There's more like this peppered throughout Biden's pandemic relief plan. Biden and his communications team raise the issue of food insecurity—then insist that checks should go to a two-earner family with stable jobs making $120,000 a year in a city with a roughly $40,000 annual median income for couples.
This is despite the fact that the average couple with comparable six-figure earnings has experienced no unusual job loss and has piled up record levels of personal savings. Even if the goal is just to pump more money into the economy, these checks wouldn't, for the most part, be spent. They'd just add to the savings.
As the Committee for a Responsible Federal Budget (CRFB) notes, half the spending in the coronavirus relief plan would go toward such poorly targeted measures. The plan also includes expansions to Obamacare subsidies and would hike the federal minimum wage to $15 an hour—in 2025. Ultimately, the hike would cost jobs rather than preserve them. But raising the federal minimum wage has been a Democratic policy priority for years, so it got stuffed into the relief bill grab bag.

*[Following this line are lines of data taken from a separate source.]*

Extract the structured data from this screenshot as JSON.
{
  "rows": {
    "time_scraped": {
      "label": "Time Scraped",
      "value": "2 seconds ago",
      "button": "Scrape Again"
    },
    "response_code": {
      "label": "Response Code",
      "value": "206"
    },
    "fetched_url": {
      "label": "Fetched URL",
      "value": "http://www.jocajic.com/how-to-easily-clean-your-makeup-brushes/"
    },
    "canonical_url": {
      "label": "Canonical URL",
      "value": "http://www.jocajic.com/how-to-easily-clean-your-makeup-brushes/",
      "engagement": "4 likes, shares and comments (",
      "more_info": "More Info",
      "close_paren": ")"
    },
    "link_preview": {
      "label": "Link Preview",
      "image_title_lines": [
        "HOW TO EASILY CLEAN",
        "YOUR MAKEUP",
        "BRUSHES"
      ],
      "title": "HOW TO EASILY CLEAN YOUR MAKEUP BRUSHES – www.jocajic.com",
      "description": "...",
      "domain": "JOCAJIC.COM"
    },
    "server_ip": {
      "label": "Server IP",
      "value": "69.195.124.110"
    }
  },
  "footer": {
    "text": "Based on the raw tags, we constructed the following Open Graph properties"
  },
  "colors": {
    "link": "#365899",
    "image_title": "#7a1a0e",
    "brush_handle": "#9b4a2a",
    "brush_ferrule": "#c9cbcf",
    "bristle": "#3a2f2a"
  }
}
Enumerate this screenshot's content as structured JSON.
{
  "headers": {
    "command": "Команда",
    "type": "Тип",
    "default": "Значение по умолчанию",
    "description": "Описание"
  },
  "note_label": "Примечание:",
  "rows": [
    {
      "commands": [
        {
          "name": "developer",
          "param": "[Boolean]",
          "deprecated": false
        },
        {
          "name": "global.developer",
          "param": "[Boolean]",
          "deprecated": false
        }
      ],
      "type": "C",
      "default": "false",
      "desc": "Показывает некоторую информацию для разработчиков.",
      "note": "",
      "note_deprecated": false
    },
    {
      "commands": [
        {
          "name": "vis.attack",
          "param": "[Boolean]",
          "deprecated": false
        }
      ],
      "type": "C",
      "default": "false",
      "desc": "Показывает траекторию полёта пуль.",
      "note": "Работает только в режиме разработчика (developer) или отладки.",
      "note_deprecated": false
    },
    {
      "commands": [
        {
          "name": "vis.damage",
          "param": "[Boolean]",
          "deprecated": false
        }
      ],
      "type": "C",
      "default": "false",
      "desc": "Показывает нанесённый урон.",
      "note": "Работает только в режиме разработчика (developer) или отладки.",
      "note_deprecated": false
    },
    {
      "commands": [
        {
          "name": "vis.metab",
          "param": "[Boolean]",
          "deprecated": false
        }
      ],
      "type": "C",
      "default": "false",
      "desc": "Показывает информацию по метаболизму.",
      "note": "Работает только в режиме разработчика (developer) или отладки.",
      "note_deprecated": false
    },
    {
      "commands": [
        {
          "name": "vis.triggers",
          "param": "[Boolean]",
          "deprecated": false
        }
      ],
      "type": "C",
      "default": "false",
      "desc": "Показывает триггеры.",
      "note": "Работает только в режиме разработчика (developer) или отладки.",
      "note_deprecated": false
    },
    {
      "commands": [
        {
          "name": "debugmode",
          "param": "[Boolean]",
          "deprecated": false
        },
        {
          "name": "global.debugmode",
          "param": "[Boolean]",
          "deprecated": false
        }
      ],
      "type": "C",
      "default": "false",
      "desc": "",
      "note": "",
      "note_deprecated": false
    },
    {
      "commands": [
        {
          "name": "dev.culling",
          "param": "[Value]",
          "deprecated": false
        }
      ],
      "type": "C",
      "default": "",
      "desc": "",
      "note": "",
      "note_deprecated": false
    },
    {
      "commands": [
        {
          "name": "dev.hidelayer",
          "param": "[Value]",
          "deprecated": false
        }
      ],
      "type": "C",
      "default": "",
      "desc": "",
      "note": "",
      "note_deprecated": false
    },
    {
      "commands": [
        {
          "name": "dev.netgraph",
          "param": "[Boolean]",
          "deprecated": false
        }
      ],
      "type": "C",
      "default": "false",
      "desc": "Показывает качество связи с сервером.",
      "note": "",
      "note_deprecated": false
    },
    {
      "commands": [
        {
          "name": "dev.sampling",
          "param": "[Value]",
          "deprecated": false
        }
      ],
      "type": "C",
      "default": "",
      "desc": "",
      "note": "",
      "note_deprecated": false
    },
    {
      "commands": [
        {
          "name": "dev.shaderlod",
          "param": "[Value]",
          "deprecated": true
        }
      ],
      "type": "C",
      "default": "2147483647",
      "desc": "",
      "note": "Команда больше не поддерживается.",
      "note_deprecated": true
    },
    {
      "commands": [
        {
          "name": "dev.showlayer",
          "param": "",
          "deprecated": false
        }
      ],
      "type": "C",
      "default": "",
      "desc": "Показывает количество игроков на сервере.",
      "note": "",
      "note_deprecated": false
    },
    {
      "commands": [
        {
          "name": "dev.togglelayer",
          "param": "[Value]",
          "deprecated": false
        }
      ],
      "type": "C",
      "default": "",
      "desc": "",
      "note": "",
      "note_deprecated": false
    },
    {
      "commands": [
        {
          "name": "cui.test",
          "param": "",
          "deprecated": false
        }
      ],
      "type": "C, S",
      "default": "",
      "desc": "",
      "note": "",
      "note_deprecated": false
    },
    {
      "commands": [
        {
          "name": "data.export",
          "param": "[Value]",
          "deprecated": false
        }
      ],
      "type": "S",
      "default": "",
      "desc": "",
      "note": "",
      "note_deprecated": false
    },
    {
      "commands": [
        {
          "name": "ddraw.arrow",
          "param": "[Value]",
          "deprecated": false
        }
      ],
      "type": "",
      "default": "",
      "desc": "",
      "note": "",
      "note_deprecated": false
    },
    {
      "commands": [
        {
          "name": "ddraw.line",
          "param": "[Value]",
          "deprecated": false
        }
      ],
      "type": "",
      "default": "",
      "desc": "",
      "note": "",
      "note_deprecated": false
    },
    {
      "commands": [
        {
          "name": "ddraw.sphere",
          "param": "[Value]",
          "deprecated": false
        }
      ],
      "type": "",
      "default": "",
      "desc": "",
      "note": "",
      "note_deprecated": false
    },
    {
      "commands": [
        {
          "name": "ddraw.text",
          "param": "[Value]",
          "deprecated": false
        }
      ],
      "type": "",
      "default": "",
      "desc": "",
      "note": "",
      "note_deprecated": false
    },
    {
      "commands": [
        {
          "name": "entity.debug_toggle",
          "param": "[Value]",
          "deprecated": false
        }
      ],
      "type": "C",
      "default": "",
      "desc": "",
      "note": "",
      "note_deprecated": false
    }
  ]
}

How much of this alleged coronavirus relief plan is actually related to the coronavirus? According to CRFB, just 1 percent of the relief plan's spending would go toward vaccines, and just 5 percent would go toward pandemic-related public health needs. Meanwhile, 15 percent of the spending—about $300 billion—would be spent on long-standing policy priorities that are not directly related to the current crisis.
Biden keeps insisting that time is of the essence, that massive federal spending is urgently needed to speed America's recovery from its coronavirus-induced health and economic downturn. But the practical details of his plan say otherwise. The president's relief plan is an object lesson in non-urgent, non-vital policymaking. Biden is pitching a coronavirus relief package that has very little to do with coronavirus relief.